In the past week, the market has reacted strongly to the high number of Corona virus infections due to China adjusting the calculation. Although the number increased significantly, these were previously suspected cases that could not be verified due to the lack of testing equipment. When WHO arrived, the Chinese side was able to verify these cases. Now, when most of the suspected cases have been verified, China started pumping money into the economy to stimulate and try to get things back to normal. US stock indexes created new highs this week and it seems that US investors are not worried about coronavirus infection.
Meanwhile, the Euro has had a week of pressure due to the bleak basic information, trade stagnation due to coronavirus. The EURUSD currency pair has dropped more than 2% in the past 2 weeks. It is worrying for Euro speculators that economic data could get worse this week. The temporary GDP index of the fourth quarter of Germany and the Eurozone is likely to miss the weak growth of 0.1%. There are also Euro zone industrial production data that could be worse by -1.5% in November.
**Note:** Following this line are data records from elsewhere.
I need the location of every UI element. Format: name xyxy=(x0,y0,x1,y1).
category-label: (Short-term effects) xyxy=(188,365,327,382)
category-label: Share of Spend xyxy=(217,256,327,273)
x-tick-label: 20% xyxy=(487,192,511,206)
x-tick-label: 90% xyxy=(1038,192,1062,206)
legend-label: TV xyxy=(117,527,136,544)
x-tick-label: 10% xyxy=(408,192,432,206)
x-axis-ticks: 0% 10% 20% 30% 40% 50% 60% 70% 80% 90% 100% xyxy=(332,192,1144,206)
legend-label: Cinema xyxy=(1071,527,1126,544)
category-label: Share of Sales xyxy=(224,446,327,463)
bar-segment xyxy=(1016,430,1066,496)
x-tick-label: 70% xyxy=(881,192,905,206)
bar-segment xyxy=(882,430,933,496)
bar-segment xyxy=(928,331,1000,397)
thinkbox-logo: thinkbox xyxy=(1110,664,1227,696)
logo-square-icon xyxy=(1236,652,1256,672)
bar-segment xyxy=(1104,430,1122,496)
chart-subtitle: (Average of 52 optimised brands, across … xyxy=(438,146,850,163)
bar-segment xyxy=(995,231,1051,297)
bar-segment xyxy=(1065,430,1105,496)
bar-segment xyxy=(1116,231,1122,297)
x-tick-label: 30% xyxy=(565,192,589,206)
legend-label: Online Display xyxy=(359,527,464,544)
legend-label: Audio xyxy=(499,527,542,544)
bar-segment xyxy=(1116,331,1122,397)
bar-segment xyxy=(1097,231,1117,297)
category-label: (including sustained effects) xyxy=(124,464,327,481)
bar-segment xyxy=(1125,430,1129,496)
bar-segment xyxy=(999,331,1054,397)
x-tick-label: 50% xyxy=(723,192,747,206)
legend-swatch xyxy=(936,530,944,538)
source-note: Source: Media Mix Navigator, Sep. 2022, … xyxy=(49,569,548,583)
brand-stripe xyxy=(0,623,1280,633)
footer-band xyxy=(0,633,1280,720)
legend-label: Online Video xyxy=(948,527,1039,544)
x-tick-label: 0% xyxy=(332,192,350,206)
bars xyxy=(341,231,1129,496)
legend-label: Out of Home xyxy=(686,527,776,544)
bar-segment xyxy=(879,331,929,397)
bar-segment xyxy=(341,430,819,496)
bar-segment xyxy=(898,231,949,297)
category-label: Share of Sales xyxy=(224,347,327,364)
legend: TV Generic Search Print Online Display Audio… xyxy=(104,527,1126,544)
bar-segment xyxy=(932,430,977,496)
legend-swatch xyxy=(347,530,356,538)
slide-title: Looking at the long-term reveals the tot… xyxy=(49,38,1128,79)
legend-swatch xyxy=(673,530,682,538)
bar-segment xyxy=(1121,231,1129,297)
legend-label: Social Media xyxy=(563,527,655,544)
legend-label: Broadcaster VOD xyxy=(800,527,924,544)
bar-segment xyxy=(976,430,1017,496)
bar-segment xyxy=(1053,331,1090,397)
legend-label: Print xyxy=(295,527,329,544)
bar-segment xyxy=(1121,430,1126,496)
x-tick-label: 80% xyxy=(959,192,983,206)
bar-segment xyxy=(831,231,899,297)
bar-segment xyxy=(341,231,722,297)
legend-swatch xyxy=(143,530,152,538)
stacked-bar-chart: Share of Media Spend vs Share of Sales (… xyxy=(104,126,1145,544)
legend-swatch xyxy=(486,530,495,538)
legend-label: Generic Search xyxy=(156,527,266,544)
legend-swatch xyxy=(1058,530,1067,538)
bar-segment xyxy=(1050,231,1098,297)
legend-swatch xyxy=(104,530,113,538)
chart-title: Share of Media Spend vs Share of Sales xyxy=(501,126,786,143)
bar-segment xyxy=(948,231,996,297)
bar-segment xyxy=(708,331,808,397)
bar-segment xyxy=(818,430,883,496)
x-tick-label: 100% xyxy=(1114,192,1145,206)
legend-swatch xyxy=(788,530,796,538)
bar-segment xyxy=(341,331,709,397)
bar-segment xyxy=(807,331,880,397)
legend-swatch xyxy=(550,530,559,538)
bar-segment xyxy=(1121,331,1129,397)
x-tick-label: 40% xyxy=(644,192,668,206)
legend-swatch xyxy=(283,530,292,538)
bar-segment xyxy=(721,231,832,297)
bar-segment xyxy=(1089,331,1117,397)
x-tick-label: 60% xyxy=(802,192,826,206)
On the Daily and Weekly charts, the EURUSD pair broke all important support levels, showing strong downward momentum, towards the next week's Demand zone at 1.0616. Before breaking out of the 1.0899 resistance area, EURUSD has accumulated to create a slight bullish day and form the Supply zone right here. So this week we can wait to sell at the confluence with Suppy 1.0899. If the Supply breaks, EURUSD could continue to move to the 1.099 zone. The trend of this pair remains in a strong downtrend with the trendline falling from 1.1238 to 1.1095. Once this trendline is broken, the upward momentum will be considered.
Stop loss 1.0930
Take profit 1,075
Recommendation: This is just a Trading Idea. For more accurate analysis, you should incorporate other indicators that you have mastered. In particular, always focus on capital management methods to prevent any possible market situation.